Although section 5(iii) of the Agreement allowed the Bank to adopt additional security procedures, those procedures had to be commercially reasonable for Chavez to bear the risk of loss under section 202. The Bank performed several security procedures to determine the authenticity of the allegedly fraudulent order: the Bank employee checked the presenter’s identification, compared the signature on the written order to the signature on file, verified the accuracy of the account number provided on the order, reviewed the availability of sufficient funds to process the requested order, and confirmed that Chavez had a funds transfer agreement in place for the account.

The security procedures adopted by the Bank for payment orders on Chavez’s account were commercially reasonable. The Florida statute instructs us to consider several factors to determine commercial reasonableness:

The commercial reasonableness of a security procedure is a question of law to be determined by considering the wishes of the customer expressed to the bank; the circumstances of the customer known to the bank, including the size, type, and frequency of payment orders normally issued by the customer to the bank; alternative security procedures offered to the customer; and security procedures in general use by customers and receiving banks similarly situated.

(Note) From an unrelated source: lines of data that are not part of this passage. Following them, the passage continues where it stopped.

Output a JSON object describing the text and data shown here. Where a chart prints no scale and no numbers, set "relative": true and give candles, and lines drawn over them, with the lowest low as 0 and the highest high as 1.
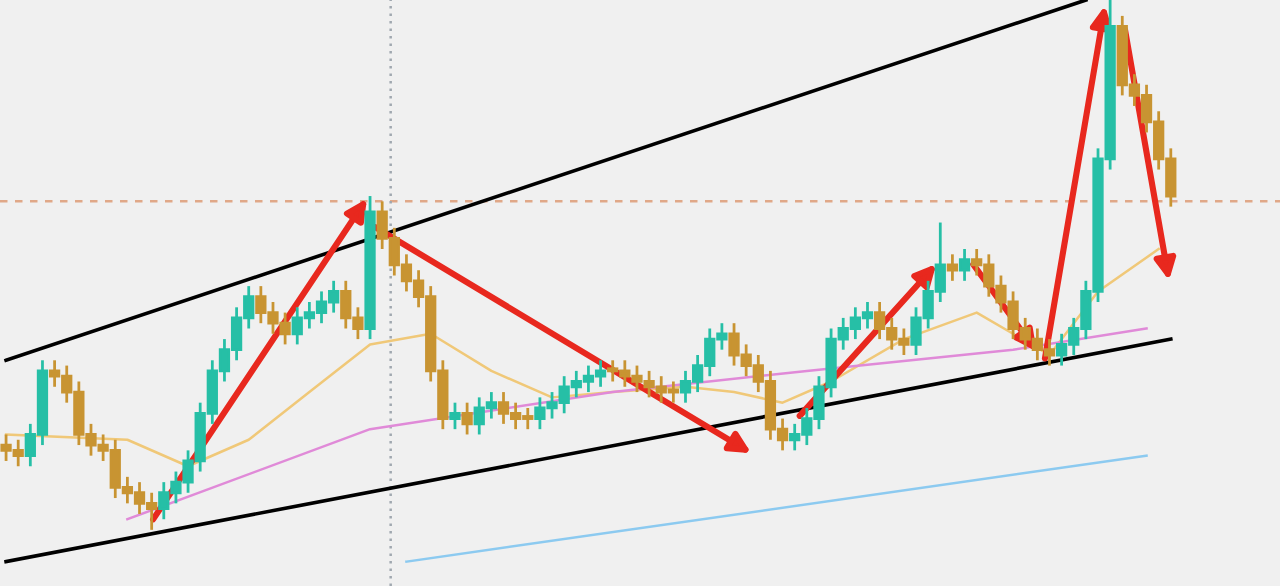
{
  "chart_data": {
    "type": "candlestick",
    "relative": true,
    "grid": false,
    "categories": [
      null,
      null,
      null,
      null,
      null,
      null,
      null,
      null,
      null,
      null,
      null,
      null,
      null,
      null,
      null,
      null,
      null,
      null,
      null,
      null,
      null,
      null,
      null,
      null,
      null,
      null,
      null,
      null,
      null,
      null,
      null,
      null,
      null,
      null,
      null,
      null,
      null,
      null,
      null,
      null,
      null,
      null,
      null,
      null,
      null,
      null,
      null,
      null,
      null,
      null,
      null,
      null,
      null,
      null,
      null,
      null,
      null,
      null,
      null,
      null,
      null,
      null,
      null,
      null,
      null,
      null,
      null,
      null,
      null,
      null,
      null,
      null,
      null,
      null,
      null,
      null,
      null,
      null,
      null,
      null,
      null,
      null,
      null,
      null,
      null,
      null,
      null,
      null,
      null,
      null,
      null,
      null,
      null,
      null,
      null,
      null,
      null
    ],
    "ohlc": [
      [
        0.16,
        0.18,
        0.13,
        0.15
      ],
      [
        0.15,
        0.17,
        0.12,
        0.14
      ],
      [
        0.14,
        0.2,
        0.12,
        0.18
      ],
      [
        0.18,
        0.32,
        0.16,
        0.3
      ],
      [
        0.3,
        0.32,
        0.27,
        0.29
      ],
      [
        0.29,
        0.31,
        0.24,
        0.26
      ],
      [
        0.26,
        0.28,
        0.16,
        0.18
      ],
      [
        0.18,
        0.2,
        0.14,
        0.16
      ],
      [
        0.16,
        0.18,
        0.13,
        0.15
      ],
      [
        0.15,
        0.17,
        0.06,
        0.08
      ],
      [
        0.08,
        0.1,
        0.05,
        0.07
      ],
      [
        0.07,
        0.09,
        0.03,
        0.05
      ],
      [
        0.05,
        0.07,
        0.0,
        0.04
      ],
      [
        0.04,
        0.09,
        0.02,
        0.07
      ],
      [
        0.07,
        0.11,
        0.05,
        0.09
      ],
      [
        0.09,
        0.15,
        0.07,
        0.13
      ],
      [
        0.13,
        0.24,
        0.11,
        0.22
      ],
      [
        0.22,
        0.32,
        0.2,
        0.3
      ],
      [
        0.3,
        0.36,
        0.28,
        0.34
      ],
      [
        0.34,
        0.42,
        0.32,
        0.4
      ],
      [
        0.4,
        0.46,
        0.38,
        0.44
      ],
      [
        0.44,
        0.46,
        0.39,
        0.41
      ],
      [
        0.41,
        0.43,
        0.37,
        0.39
      ],
      [
        0.39,
        0.41,
        0.35,
        0.37
      ],
      [
        0.37,
        0.42,
        0.35,
        0.4
      ],
      [
        0.4,
        0.43,
        0.38,
        0.41
      ],
      [
        0.41,
        0.45,
        0.39,
        0.43
      ],
      [
        0.43,
        0.47,
        0.41,
        0.45
      ],
      [
        0.45,
        0.47,
        0.38,
        0.4
      ],
      [
        0.4,
        0.42,
        0.36,
        0.38
      ],
      [
        0.38,
        0.63,
        0.36,
        0.6
      ],
      [
        0.6,
        0.62,
        0.53,
        0.55
      ],
      [
        0.55,
        0.57,
        0.48,
        0.5
      ],
      [
        0.5,
        0.52,
        0.45,
        0.47
      ],
      [
        0.47,
        0.49,
        0.42,
        0.44
      ],
      [
        0.44,
        0.46,
        0.28,
        0.3
      ],
      [
        0.3,
        0.32,
        0.19,
        0.21
      ],
      [
        0.21,
        0.24,
        0.19,
        0.22
      ],
      [
        0.22,
        0.24,
        0.18,
        0.2
      ],
      [
        0.2,
        0.25,
        0.18,
        0.23
      ],
      [
        0.23,
        0.26,
        0.21,
        0.24
      ],
      [
        0.24,
        0.26,
        0.2,
        0.22
      ],
      [
        0.22,
        0.24,
        0.19,
        0.21
      ],
      [
        0.21,
        0.23,
        0.19,
        0.21
      ],
      [
        0.21,
        0.25,
        0.19,
        0.23
      ],
      [
        0.23,
        0.26,
        0.21,
        0.24
      ],
      [
        0.24,
        0.29,
        0.22,
        0.27
      ],
      [
        0.27,
        0.3,
        0.25,
        0.28
      ],
      [
        0.28,
        0.31,
        0.26,
        0.29
      ],
      [
        0.29,
        0.32,
        0.27,
        0.3
      ],
      [
        0.3,
        0.32,
        0.28,
        0.3
      ],
      [
        0.3,
        0.32,
        0.27,
        0.29
      ],
      [
        0.29,
        0.31,
        0.26,
        0.28
      ],
      [
        0.28,
        0.3,
        0.25,
        0.27
      ],
      [
        0.27,
        0.29,
        0.24,
        0.26
      ],
      [
        0.26,
        0.28,
        0.24,
        0.26
      ],
      [
        0.26,
        0.3,
        0.24,
        0.28
      ],
      [
        0.28,
        0.33,
        0.26,
        0.31
      ],
      [
        0.31,
        0.38,
        0.29,
        0.36
      ],
      [
        0.36,
        0.39,
        0.34,
        0.37
      ],
      [
        0.37,
        0.39,
        0.31,
        0.33
      ],
      [
        0.33,
        0.35,
        0.29,
        0.31
      ],
      [
        0.31,
        0.33,
        0.26,
        0.28
      ],
      [
        0.28,
        0.3,
        0.17,
        0.19
      ],
      [
        0.19,
        0.21,
        0.15,
        0.17
      ],
      [
        0.17,
        0.2,
        0.15,
        0.18
      ],
      [
        0.18,
        0.23,
        0.16,
        0.21
      ],
      [
        0.21,
        0.29,
        0.19,
        0.27
      ],
      [
        0.27,
        0.38,
        0.25,
        0.36
      ],
      [
        0.36,
        0.4,
        0.34,
        0.38
      ],
      [
        0.38,
        0.42,
        0.36,
        0.4
      ],
      [
        0.4,
        0.43,
        0.38,
        0.41
      ],
      [
        0.41,
        0.43,
        0.36,
        0.38
      ],
      [
        0.38,
        0.4,
        0.34,
        0.36
      ],
      [
        0.36,
        0.38,
        0.33,
        0.35
      ],
      [
        0.35,
        0.42,
        0.33,
        0.4
      ],
      [
        0.4,
        0.47,
        0.38,
        0.45
      ],
      [
        0.45,
        0.58,
        0.43,
        0.5
      ],
      [
        0.5,
        0.52,
        0.47,
        0.49
      ],
      [
        0.49,
        0.53,
        0.47,
        0.51
      ],
      [
        0.51,
        0.53,
        0.48,
        0.5
      ],
      [
        0.5,
        0.52,
        0.44,
        0.46
      ],
      [
        0.46,
        0.48,
        0.41,
        0.43
      ],
      [
        0.43,
        0.45,
        0.36,
        0.38
      ],
      [
        0.38,
        0.4,
        0.34,
        0.36
      ],
      [
        0.36,
        0.38,
        0.32,
        0.34
      ],
      [
        0.34,
        0.36,
        0.31,
        0.33
      ],
      [
        0.33,
        0.37,
        0.31,
        0.35
      ],
      [
        0.35,
        0.4,
        0.33,
        0.38
      ],
      [
        0.38,
        0.47,
        0.36,
        0.45
      ],
      [
        0.45,
        0.72,
        0.43,
        0.7
      ],
      [
        0.7,
        1.0,
        0.68,
        0.95
      ],
      [
        0.95,
        0.97,
        0.82,
        0.84
      ],
      [
        0.84,
        0.86,
        0.8,
        0.82
      ],
      [
        0.82,
        0.84,
        0.75,
        0.77
      ],
      [
        0.77,
        0.79,
        0.68,
        0.7
      ],
      [
        0.7,
        0.72,
        0.61,
        0.63
      ]
    ],
    "colors": [
      "#c89432",
      "#c89432",
      "#26bfa6",
      "#26bfa6",
      "#c89432",
      "#c89432",
      "#c89432",
      "#c89432",
      "#c89432",
      "#c89432",
      "#c89432",
      "#c89432",
      "#c89432",
      "#26bfa6",
      "#26bfa6",
      "#26bfa6",
      "#26bfa6",
      "#26bfa6",
      "#26bfa6",
      "#26bfa6",
      "#26bfa6",
      "#c89432",
      "#c89432",
      "#c89432",
      "#26bfa6",
      "#26bfa6",
      "#26bfa6",
      "#26bfa6",
      "#c89432",
      "#c89432",
      "#26bfa6",
      "#c89432",
      "#c89432",
      "#c89432",
      "#c89432",
      "#c89432",
      "#c89432",
      "#26bfa6",
      "#c89432",
      "#26bfa6",
      "#26bfa6",
      "#c89432",
      "#c89432",
      "#c89432",
      "#26bfa6",
      "#26bfa6",
      "#26bfa6",
      "#26bfa6",
      "#26bfa6",
      "#26bfa6",
      "#c89432",
      "#c89432",
      "#c89432",
      "#c89432",
      "#c89432",
      "#c89432",
      "#26bfa6",
      "#26bfa6",
      "#26bfa6",
      "#26bfa6",
      "#c89432",
      "#c89432",
      "#c89432",
      "#c89432",
      "#c89432",
      "#26bfa6",
      "#26bfa6",
      "#26bfa6",
      "#26bfa6",
      "#26bfa6",
      "#26bfa6",
      "#26bfa6",
      "#c89432",
      "#c89432",
      "#c89432",
      "#26bfa6",
      "#26bfa6",
      "#26bfa6",
      "#c89432",
      "#26bfa6",
      "#c89432",
      "#c89432",
      "#c89432",
      "#c89432",
      "#c89432",
      "#c89432",
      "#c89432",
      "#26bfa6",
      "#26bfa6",
      "#26bfa6",
      "#26bfa6",
      "#26bfa6",
      "#c89432",
      "#c89432",
      "#c89432",
      "#c89432",
      "#c89432"
    ],
    "series": [
      {
        "type": "line",
        "color": "#f0c878",
        "values": [
          0.18,
          null,
          null,
          null,
          null,
          null,
          null,
          null,
          null,
          null,
          0.17,
          null,
          null,
          null,
          null,
          0.12,
          null,
          null,
          null,
          null,
          0.17,
          null,
          null,
          null,
          null,
          0.26,
          null,
          null,
          null,
          null,
          0.35,
          null,
          null,
          null,
          null,
          0.37,
          null,
          null,
          null,
          null,
          0.3,
          null,
          null,
          null,
          null,
          0.25,
          null,
          null,
          null,
          null,
          0.26,
          null,
          null,
          null,
          null,
          null,
          0.27,
          null,
          null,
          null,
          0.26,
          null,
          null,
          null,
          0.24,
          null,
          null,
          null,
          0.28,
          null,
          null,
          null,
          null,
          null,
          0.36,
          null,
          null,
          null,
          null,
          null,
          0.41,
          null,
          null,
          null,
          null,
          null,
          0.33,
          null,
          null,
          null,
          0.45,
          null,
          null,
          null,
          null,
          0.53,
          null
        ]
      },
      {
        "type": "line",
        "color": "#e08ad8",
        "values": [
          null,
          null,
          null,
          null,
          null,
          null,
          null,
          null,
          null,
          null,
          0.02,
          null,
          null,
          null,
          null,
          null,
          null,
          null,
          null,
          null,
          null,
          null,
          null,
          null,
          null,
          null,
          null,
          null,
          null,
          null,
          0.19,
          null,
          null,
          null,
          null,
          null,
          null,
          null,
          null,
          null,
          null,
          null,
          null,
          null,
          null,
          null,
          null,
          null,
          null,
          null,
          0.26,
          null,
          null,
          null,
          null,
          null,
          null,
          null,
          null,
          null,
          null,
          null,
          null,
          null,
          null,
          null,
          0.3,
          null,
          null,
          null,
          null,
          null,
          null,
          null,
          null,
          null,
          null,
          null,
          null,
          null,
          null,
          null,
          null,
          0.34,
          null,
          null,
          null,
          null,
          null,
          null,
          null,
          null,
          null,
          null,
          0.38,
          null,
          null
        ]
      },
      {
        "type": "line",
        "color": "#8ccaf0",
        "values": [
          null,
          null,
          null,
          null,
          null,
          null,
          null,
          null,
          null,
          null,
          null,
          null,
          null,
          null,
          null,
          null,
          null,
          null,
          null,
          null,
          null,
          null,
          null,
          null,
          null,
          null,
          null,
          null,
          null,
          null,
          null,
          null,
          null,
          -0.06,
          null,
          null,
          null,
          null,
          null,
          null,
          null,
          null,
          null,
          null,
          null,
          null,
          null,
          null,
          null,
          null,
          null,
          null,
          null,
          null,
          null,
          null,
          null,
          null,
          null,
          null,
          null,
          null,
          null,
          null,
          null,
          null,
          null,
          null,
          null,
          null,
          null,
          null,
          null,
          null,
          null,
          null,
          null,
          null,
          null,
          null,
          null,
          null,
          null,
          null,
          null,
          null,
          null,
          null,
          null,
          null,
          null,
          null,
          null,
          null,
          0.14,
          null,
          null
        ]
      },
      {
        "type": "line",
        "color": "#000000",
        "values": [
          0.32,
          null,
          null,
          null,
          null,
          null,
          null,
          null,
          null,
          null,
          null,
          null,
          null,
          null,
          null,
          null,
          null,
          null,
          null,
          null,
          null,
          null,
          null,
          null,
          null,
          null,
          null,
          null,
          null,
          null,
          null,
          null,
          null,
          null,
          null,
          null,
          null,
          null,
          null,
          null,
          null,
          null,
          null,
          null,
          null,
          null,
          null,
          null,
          null,
          null,
          null,
          null,
          null,
          null,
          null,
          null,
          null,
          null,
          null,
          null,
          null,
          null,
          null,
          null,
          null,
          null,
          null,
          null,
          null,
          null,
          null,
          null,
          null,
          null,
          null,
          null,
          null,
          null,
          null,
          null,
          null,
          null,
          null,
          null,
          null,
          null,
          null,
          null,
          null,
          1.0,
          null,
          null,
          null,
          null,
          null,
          null,
          null
        ]
      },
      {
        "type": "line",
        "color": "#000000",
        "values": [
          -0.06,
          null,
          null,
          null,
          null,
          null,
          null,
          null,
          null,
          null,
          null,
          null,
          null,
          null,
          null,
          null,
          null,
          null,
          null,
          null,
          null,
          null,
          null,
          null,
          null,
          null,
          null,
          null,
          null,
          null,
          null,
          null,
          null,
          null,
          null,
          null,
          null,
          null,
          null,
          null,
          null,
          null,
          null,
          null,
          null,
          null,
          null,
          null,
          null,
          null,
          null,
          null,
          null,
          null,
          null,
          null,
          null,
          null,
          null,
          null,
          null,
          null,
          null,
          null,
          null,
          null,
          null,
          null,
          null,
          null,
          null,
          null,
          null,
          null,
          null,
          null,
          null,
          null,
          null,
          null,
          null,
          null,
          null,
          null,
          null,
          null,
          null,
          null,
          null,
          null,
          null,
          null,
          null,
          null,
          null,
          null,
          0.36
        ]
      }
    ],
    "ref_lines": [
      {
        "axis": "y",
        "value": 0.62,
        "color": "#e0a888",
        "line_style": "dashed"
      }
    ]
  }
}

Fla. Stat. § 670.202(3). All of these factors weigh in favor of a finding of commercial reasonableness. The Bank complied with Chavez’s requested security procedure and adopted additional procedures for Chavez’s protection. Chavez had certified in the Agreement that “the Security Procedure is sufficient to protect the interests of the Client in light of the Client’s needs, and no special circumstances exist with respect to the Client that would require any other security procedure.” The Bank offered, and Chavez rejected, two different security procedures that would have utilized individual passcodes and test keys. And an expert for the Bank presented undisputed testimony that the security procedures used by the Bank satisfied the prevailing standards in the banking industry.

C.The Bank Complied with Its Security Procedure in Good Faith When It Accepted the Payment Order.

The final requirement for the application of the safe harbor provision of section 202 is that the Bank acted in good faith and in compliance with the agreed-upon security procedures when it accepted the payment order. See Fla. Stat. § 670.202(2). The district court held that “Mercantil acted in good faith in accepting and processing the subject payment order.” Chavez did not challenge this holding on appeal. Chavez waived any argument that the Bank did not act in good faith and in compliance with its security procedures when it accepted the order. See United States v. Nealy, 232 F.3d 825, 830 (11th Cir.2000).

D.Conclusion.

For the foregoing reasons, I respectfully dissent. I would affirm the judgment in favor of the Bank.